For a study penned at the close of the twentieth century, Faith and Meaning in the Southern Uplands is a curious text. Though Jones abjures superfluous “interpretation”—preferring instead to simply present “what is already abundantly clear” in the statements of the dozens of Upland people we encounter in the text—he nevertheless employs a stark hermeneutic that shifts our gaze away from the daily lives and material worlds of the Southern Uplands. In contrast to a prevailing trend in religious studies—which since the 1980’s has concerned itself much more with practice, or what people do, than with doctrine, or what people believe—Jones dissects Upland faith into classic theological categories. We hear much about grace, theodicy (through the menacing figure of the Devil), theological anthropology, and even a few excurses on Trinitarian theology.

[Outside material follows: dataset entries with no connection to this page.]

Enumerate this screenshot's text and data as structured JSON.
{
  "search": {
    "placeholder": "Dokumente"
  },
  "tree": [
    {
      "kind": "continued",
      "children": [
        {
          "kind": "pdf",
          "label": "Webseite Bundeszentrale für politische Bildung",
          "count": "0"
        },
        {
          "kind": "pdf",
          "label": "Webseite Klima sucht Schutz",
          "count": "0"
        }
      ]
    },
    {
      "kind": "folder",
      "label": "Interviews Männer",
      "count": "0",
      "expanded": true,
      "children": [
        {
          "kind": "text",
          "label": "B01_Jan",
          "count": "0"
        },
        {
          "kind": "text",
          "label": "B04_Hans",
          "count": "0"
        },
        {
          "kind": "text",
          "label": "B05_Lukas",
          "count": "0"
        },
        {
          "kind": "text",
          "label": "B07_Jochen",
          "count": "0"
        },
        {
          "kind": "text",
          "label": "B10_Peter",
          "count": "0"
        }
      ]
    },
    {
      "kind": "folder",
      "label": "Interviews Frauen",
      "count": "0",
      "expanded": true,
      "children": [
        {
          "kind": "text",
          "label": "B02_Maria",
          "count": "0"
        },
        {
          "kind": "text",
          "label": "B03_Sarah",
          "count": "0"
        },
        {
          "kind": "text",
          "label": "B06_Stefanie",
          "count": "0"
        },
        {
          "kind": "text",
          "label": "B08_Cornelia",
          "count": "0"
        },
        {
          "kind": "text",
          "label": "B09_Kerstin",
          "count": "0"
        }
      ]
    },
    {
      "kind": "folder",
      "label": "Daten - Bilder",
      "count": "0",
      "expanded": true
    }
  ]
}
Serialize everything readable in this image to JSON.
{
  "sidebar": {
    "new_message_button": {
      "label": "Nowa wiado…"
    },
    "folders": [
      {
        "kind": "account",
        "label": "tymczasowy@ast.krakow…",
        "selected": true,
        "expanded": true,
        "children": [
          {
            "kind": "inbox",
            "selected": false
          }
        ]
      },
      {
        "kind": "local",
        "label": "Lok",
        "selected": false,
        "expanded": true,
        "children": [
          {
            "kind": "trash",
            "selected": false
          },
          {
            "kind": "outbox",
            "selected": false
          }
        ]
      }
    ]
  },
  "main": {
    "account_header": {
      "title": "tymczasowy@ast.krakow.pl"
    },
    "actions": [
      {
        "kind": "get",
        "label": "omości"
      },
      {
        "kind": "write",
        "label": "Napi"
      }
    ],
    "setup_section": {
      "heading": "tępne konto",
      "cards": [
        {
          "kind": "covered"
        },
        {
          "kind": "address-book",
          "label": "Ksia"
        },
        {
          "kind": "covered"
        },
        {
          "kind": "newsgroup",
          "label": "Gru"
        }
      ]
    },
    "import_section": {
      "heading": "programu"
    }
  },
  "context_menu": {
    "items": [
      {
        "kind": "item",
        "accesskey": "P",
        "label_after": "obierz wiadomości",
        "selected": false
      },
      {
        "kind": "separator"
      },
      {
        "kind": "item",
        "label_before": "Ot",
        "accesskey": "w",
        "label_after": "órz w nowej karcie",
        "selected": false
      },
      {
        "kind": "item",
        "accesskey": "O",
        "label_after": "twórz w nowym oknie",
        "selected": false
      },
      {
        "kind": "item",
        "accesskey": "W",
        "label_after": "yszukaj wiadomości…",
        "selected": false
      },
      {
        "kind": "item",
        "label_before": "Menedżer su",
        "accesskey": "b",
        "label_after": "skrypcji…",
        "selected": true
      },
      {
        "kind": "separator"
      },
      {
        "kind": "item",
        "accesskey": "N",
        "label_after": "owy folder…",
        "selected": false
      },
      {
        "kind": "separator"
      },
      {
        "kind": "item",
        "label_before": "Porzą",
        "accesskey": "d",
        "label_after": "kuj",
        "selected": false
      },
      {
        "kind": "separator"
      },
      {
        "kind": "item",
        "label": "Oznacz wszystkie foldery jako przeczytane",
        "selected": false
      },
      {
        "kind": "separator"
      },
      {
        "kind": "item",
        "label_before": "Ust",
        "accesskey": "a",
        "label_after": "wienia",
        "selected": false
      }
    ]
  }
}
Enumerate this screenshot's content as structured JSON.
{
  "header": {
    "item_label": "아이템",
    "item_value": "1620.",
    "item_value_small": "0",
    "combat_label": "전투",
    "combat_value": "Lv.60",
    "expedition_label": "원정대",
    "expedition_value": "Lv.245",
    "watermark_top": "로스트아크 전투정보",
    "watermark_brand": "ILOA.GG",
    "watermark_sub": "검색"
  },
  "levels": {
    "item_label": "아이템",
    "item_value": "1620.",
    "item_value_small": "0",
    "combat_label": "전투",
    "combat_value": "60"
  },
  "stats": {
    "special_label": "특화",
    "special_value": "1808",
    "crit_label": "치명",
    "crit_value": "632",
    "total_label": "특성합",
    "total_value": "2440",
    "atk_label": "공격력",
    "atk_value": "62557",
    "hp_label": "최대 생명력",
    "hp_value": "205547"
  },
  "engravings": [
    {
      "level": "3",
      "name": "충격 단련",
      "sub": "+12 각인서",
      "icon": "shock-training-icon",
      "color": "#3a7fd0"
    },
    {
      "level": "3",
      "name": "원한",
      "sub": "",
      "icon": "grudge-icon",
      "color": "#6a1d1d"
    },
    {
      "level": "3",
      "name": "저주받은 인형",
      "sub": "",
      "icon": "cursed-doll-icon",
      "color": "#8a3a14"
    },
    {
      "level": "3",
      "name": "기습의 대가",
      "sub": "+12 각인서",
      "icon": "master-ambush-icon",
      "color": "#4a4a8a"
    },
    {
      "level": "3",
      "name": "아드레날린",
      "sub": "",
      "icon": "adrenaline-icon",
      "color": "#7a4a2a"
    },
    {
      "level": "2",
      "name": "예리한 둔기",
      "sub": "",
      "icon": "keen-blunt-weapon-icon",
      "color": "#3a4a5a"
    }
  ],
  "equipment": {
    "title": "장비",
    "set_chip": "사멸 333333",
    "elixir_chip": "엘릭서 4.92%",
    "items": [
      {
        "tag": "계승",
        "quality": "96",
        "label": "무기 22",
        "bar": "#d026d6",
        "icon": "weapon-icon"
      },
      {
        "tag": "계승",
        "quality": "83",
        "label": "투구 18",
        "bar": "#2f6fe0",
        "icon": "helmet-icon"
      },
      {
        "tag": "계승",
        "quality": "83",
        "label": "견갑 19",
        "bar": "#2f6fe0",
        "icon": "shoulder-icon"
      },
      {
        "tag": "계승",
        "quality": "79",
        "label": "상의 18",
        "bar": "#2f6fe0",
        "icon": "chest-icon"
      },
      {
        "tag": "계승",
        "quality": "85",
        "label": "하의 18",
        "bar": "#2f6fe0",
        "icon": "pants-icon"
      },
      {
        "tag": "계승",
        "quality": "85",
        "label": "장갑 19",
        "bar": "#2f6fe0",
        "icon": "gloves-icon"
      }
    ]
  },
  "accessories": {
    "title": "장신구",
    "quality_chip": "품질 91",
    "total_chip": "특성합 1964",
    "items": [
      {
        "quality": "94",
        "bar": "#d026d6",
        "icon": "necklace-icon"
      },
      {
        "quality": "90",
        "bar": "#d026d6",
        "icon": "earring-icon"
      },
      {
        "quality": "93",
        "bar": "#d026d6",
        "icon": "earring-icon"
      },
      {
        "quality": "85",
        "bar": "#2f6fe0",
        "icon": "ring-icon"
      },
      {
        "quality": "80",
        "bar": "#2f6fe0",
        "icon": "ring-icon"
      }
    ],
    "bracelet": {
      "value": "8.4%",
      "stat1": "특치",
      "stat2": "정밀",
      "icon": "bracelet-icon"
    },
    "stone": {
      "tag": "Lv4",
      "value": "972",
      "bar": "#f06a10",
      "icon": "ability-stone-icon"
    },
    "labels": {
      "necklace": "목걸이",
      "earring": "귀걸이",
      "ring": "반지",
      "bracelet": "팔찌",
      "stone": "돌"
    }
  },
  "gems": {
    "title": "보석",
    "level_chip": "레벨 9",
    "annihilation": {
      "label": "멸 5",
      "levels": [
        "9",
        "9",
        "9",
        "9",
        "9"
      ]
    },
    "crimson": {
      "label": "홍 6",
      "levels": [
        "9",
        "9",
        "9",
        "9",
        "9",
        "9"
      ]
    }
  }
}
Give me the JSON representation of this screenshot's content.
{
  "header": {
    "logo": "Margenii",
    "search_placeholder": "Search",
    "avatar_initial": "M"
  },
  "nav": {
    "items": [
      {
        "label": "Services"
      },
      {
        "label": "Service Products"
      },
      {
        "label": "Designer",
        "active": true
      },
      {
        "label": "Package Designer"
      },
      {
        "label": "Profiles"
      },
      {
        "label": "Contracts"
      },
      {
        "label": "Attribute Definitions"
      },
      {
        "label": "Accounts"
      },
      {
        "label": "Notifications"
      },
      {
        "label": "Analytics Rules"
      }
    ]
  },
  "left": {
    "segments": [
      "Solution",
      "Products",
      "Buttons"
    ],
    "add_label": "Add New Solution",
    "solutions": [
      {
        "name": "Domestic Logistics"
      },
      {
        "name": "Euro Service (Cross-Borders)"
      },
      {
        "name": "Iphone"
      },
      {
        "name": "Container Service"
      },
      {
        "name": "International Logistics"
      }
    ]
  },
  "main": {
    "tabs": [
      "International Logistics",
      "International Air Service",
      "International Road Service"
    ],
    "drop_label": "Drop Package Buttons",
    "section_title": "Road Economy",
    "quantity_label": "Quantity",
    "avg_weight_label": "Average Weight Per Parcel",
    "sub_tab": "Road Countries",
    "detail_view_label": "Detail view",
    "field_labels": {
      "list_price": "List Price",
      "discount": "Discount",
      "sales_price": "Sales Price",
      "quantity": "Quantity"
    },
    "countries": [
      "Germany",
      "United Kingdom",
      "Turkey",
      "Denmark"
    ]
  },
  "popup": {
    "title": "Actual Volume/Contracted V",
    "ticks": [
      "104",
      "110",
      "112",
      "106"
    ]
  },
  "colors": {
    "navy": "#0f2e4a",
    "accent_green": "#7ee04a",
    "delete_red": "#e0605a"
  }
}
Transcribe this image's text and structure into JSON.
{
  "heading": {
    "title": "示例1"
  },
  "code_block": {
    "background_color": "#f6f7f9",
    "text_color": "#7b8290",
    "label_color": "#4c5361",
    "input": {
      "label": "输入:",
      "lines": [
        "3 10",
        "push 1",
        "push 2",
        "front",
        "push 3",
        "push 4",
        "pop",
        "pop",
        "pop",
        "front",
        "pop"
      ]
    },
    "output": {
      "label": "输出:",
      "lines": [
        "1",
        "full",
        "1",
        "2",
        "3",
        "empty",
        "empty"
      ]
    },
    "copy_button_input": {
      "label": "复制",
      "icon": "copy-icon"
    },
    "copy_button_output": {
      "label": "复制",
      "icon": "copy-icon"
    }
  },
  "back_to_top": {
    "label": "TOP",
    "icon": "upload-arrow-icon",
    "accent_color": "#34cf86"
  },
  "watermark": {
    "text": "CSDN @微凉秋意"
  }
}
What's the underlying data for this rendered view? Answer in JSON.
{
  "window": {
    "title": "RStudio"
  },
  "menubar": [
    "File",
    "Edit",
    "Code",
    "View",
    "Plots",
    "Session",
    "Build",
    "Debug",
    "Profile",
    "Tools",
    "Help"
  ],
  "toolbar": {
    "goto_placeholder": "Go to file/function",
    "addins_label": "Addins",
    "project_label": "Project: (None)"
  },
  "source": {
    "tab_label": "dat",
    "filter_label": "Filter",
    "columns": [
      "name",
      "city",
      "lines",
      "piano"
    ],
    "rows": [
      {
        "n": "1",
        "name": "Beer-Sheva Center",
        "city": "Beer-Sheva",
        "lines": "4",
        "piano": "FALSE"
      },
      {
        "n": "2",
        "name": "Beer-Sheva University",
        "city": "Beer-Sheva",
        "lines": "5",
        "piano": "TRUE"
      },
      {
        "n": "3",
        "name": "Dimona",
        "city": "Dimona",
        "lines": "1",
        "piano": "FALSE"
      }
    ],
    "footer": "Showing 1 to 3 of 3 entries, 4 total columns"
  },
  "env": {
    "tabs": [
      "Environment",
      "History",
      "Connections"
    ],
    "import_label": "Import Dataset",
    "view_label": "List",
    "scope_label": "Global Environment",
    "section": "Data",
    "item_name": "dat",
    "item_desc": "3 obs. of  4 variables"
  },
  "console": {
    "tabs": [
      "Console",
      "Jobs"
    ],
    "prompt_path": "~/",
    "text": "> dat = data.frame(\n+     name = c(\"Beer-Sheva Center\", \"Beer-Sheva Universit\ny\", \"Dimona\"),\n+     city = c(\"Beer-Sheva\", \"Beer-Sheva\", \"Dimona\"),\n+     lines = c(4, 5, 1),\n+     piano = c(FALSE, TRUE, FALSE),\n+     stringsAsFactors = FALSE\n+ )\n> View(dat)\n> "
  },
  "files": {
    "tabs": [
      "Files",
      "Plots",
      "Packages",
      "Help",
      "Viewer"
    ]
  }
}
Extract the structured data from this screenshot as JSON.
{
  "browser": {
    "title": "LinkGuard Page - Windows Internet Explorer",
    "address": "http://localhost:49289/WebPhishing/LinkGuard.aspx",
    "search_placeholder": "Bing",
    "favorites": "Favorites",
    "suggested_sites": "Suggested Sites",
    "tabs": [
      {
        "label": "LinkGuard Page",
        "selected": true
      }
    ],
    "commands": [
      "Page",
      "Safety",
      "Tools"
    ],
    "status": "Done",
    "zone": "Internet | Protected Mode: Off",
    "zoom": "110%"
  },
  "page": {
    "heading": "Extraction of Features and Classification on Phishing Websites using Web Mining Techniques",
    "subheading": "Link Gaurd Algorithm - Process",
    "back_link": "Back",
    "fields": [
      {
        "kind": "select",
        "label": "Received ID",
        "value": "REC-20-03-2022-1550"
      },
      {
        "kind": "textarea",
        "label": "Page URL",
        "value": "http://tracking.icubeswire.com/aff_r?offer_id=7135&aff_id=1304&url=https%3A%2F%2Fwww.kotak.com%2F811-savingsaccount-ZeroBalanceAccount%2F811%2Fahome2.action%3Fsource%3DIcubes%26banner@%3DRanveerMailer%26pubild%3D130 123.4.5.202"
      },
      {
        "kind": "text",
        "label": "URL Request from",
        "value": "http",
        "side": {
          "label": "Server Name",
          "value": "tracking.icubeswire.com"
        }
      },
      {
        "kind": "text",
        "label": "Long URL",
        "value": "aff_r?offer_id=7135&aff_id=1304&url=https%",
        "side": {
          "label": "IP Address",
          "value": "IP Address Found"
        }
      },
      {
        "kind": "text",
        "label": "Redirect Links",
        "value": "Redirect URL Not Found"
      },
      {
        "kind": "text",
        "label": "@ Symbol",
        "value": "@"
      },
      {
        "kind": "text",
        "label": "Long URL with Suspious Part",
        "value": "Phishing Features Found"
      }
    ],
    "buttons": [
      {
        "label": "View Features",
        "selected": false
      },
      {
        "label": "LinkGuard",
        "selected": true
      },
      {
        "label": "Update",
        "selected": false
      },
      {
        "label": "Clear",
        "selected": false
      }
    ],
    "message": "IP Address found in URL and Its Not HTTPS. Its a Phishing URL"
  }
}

Not until the final full chapter do we move into the standard fare of “lived religion”: prayer practices, rural hymnody, testimony as a social (rather than purely theological) phenomenon.
With Jones’ rejection of the so-called missionary imperative comes a corollary rejection of the anthropological gaze. I won’t elaborate here on the historical link between missionary enterprise and the rise of anthropological thought, but suffice it to say that many 18th and 19th century colonial missionaries became proto-anthropologists and many more provided the data for budding anthropological inquiry in their respective metropoles. With his focus on theology and doctrine, Jones rehabilitates a methodological paradigm that has lately been neglected—and sometimes, more disturbingly, dismissed—in religious studies. If religious studies has, as John Gager pointed out when he lectured to Emory undergraduates earlier this month, been characterized by a movement from “theo-logy” to “anthropo-logy,” then Jones has brought us around that turn and back again. In rehabilitating Upland theologies as coherent expressions of doctrine—doctrine that can fit within the kind of accepted theological categories that any divinity student might recognize—Loyal Jones resists the religious and cultural “othering” of Upland peoples that has been so long perpetrated by the anthropological gaze. But I wonder if, in abandoning the social-anthropological gaze and its prevailing emphasis on practice, this text has not simply reinforced the othering power of that gaze. Indeed, Jones rehabilitates the theology of the Southern Uplands, laying bare its internal debates and impressive doctrinal variegation. But this appeal to theology comes at the expense of the anthropological discourse he abandons.